1 Kasım 2015 seçim sonuçlarına göre:
AK Parti : % 49,6
CHP : % 25
MHP : % 11,9
HDP : % 10,8
oranında oy almakla esasında medya, masonluk, jakobenizm, pozitivizm, liberalizm, sekularizm, lüks tüketim teşviki, erotizm, hedonist gençliği “hayatını yaşa” sloganıyla kadim kültürümüze karşı asileştiren, onu hedefsizleştiren, kadına özgürlük adı altında Tevhidi/Osmanlı geleneğine dayalı “anne” istismarı ile Türk-İslam nesli ve ailesini bozmaya yönelme gibi Batı medeniyetinin temel söylem ve uygulamalarına karşı “dondurduğunu” sandığı Türk–İslam ve Tevhidi/Osmanlı Devlet gelenekçiliği çizgisindeki Türk sağının kendi meydan okumasına çatmıştır.
Yine bu seçim esasında Türkiye’de bir etnik sorun olmadığını, ya da Kürt etnisitesi varlığının olmadığını ortaya koyan açık bir sonuç çıkarmıştır.
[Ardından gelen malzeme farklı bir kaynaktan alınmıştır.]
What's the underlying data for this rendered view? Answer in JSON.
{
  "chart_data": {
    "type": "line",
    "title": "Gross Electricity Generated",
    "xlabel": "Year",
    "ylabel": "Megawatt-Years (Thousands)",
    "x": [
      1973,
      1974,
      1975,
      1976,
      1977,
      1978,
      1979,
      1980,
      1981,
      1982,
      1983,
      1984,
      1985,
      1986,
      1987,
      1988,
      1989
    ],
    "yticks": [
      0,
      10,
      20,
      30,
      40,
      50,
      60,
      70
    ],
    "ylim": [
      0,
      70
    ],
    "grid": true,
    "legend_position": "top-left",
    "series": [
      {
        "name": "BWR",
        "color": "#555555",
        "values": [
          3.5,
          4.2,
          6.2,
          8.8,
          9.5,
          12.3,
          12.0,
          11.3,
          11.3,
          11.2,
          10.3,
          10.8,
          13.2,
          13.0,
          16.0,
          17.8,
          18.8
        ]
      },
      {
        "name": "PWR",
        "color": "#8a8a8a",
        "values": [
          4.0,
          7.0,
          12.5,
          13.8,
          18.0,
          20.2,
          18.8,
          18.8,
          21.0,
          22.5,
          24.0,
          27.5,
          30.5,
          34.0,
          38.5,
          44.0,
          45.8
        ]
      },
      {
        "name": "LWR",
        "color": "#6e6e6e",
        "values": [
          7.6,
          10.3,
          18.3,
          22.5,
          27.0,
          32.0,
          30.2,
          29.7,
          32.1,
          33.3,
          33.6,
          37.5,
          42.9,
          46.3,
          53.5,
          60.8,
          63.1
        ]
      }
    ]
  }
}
Türk–İslam geleneğinden gelen Tevhidi-Osmanlı gelenekçi çizgisindeki düşünce/ilim adamlarının kendi özgün(tevhidi) sosyal düşünce bilgilerine dönerek yeni, özgün bilgi ürettiklerinde pozitivist sosyal bilim geleneğinin Kürtleri etnikleştirici bilgi kümelerinin hayali, sübjektif ve uydurma olduklarını öncelikle kendilerinin ortaya koymalarındaki sosyolojik sürecin uygunluğu, bu seçimlerle bir kez daha ortaya çıkmıştır.
Sonuç olarak 1 Kasım 2015 seçimi en geniş manada; kendi medeniyet değerlerimizle ve Tevhidi sosyal düşünceye göre, sosyal ilimleri yeniden inşa etmeye gerek duyulduğunu ve bunun mümkünlüğünün halk nezdinde ortaya koyulmasını ifade etmektedir. 21. yüzyıl Yeni Türkiye’si de ancak bu özgün bilgi üretme anlayışına bağlı ilim adamlarının “dondurtulmuşluktan, sığdırtılmışlıktan ve tıkdırtılmışlıktan” çıkmalarından sonra Tevhidi-Osmanlı devletçi geleneğine göre yetiştirilmeleriyle mümkünlük taşımaktadır. Bütün bu yeni ilim adamları tiplerimizle, 21. yüzyıl özgünlüğündeki uyarlamalar eşliğinde Yeni Türkiye’nin, kültür ve düşüncedeki dönüşümle ortaya çıkması beklenebilir.